Chereads / Courthouse / Chapter 9 - Chapter 9: Released and Realize

Chapter 9 - Chapter 9: Released and Realize

I was released today. Nobody came to pick me up till late at night. My mom has deep orangy, red hair and amber eyes. Her eyes are the same colour as her hair. She seems sweet minus the fact she ignored me the whole way home and just sent me to my room. I guess I don't deserve to remember anything. Not like I want to anymore. I just want to disappear. I can barely climb up the stairs without being able to use the railing with my broken arm. I can't play basketball. Why does this have to happen to me? What did I do to deserve this? All I did was exist and now I'm crippled and alone. Where is Al? Why isn't he here right now?

I grumbled checking my phone with my free hand and setting it on my bed as I sat down crisscrossed on my navy blue sheets.
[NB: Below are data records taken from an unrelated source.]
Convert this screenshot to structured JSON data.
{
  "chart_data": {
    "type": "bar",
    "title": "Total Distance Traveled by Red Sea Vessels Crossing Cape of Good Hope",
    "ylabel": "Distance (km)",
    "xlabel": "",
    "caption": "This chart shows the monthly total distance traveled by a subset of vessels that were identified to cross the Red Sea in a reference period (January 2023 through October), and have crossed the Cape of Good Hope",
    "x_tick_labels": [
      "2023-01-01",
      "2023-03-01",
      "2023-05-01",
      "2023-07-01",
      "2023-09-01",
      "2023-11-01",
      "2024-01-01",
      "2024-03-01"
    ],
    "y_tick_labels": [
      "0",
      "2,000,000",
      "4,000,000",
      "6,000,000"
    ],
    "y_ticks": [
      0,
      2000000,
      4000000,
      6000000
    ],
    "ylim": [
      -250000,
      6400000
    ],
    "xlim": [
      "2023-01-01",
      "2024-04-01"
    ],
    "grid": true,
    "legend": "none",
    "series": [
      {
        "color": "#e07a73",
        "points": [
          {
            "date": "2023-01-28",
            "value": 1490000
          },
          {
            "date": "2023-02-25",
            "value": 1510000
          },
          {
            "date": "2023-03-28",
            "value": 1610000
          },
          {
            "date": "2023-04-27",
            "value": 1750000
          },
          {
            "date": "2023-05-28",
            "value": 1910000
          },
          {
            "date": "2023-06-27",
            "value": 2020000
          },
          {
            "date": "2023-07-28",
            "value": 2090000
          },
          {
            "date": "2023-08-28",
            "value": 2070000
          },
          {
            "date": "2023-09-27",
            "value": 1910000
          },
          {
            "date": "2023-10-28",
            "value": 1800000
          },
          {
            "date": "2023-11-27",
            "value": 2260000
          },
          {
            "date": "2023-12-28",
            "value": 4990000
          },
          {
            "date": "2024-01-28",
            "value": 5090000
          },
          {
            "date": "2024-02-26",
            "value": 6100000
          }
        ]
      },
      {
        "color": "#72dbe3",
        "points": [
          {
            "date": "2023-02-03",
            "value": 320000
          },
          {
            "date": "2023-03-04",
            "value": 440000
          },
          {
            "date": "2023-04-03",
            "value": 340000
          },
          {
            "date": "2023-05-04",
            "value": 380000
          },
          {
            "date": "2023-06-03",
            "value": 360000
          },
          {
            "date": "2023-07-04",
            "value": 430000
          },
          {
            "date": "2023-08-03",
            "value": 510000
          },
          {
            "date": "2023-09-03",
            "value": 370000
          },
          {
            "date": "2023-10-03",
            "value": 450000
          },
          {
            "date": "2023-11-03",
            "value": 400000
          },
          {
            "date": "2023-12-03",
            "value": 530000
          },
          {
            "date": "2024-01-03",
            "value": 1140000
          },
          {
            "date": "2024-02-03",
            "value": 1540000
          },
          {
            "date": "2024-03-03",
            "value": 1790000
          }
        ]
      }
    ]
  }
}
They folded as I sat down and the comforter I had tucked into the space between my bed and the wall nicely came out with the pressure when I sat down. I opened up my phone and tried to find my messenger app. Texting Al.

"Come on. Answer. Answer me Al." I spoke to myself as I called several times. No answer. Then I waited and still no answer. I called his mom Kris. To ask if he could hang out. Putting it on speaker as I spoke.

"Hey Ma'am." I smiled listening to her voice.

"Oh, hello, Ezra. How are you doing? I know it's been hard since Al was kidnapped." She said in the sweeted concerned tone I had ever heard. That's when it hit me and all the memories from before started flowing back to me in an overwhelmingly fast and swirling way. Al's missing and I just called him mom to ask if me and him could hang out. It had just taken a stab at me. The world is just trying to curse me isn't it.

I could barely open my mouth to talk. "I.. I just called to see how you were doing.." I managed to croak out. My voice and throat seemed to close up and dry up. I sat there letting my guilty tears run down my face. I never cried. I mean never and yet I felt I had to. I felt like they were being torn out of me. I just wanted to curl up and fade away in guilt. I didn't want to make any lives worse. 

Why am I like this? Why do I end up making everything worse no matter how hard I try to be better?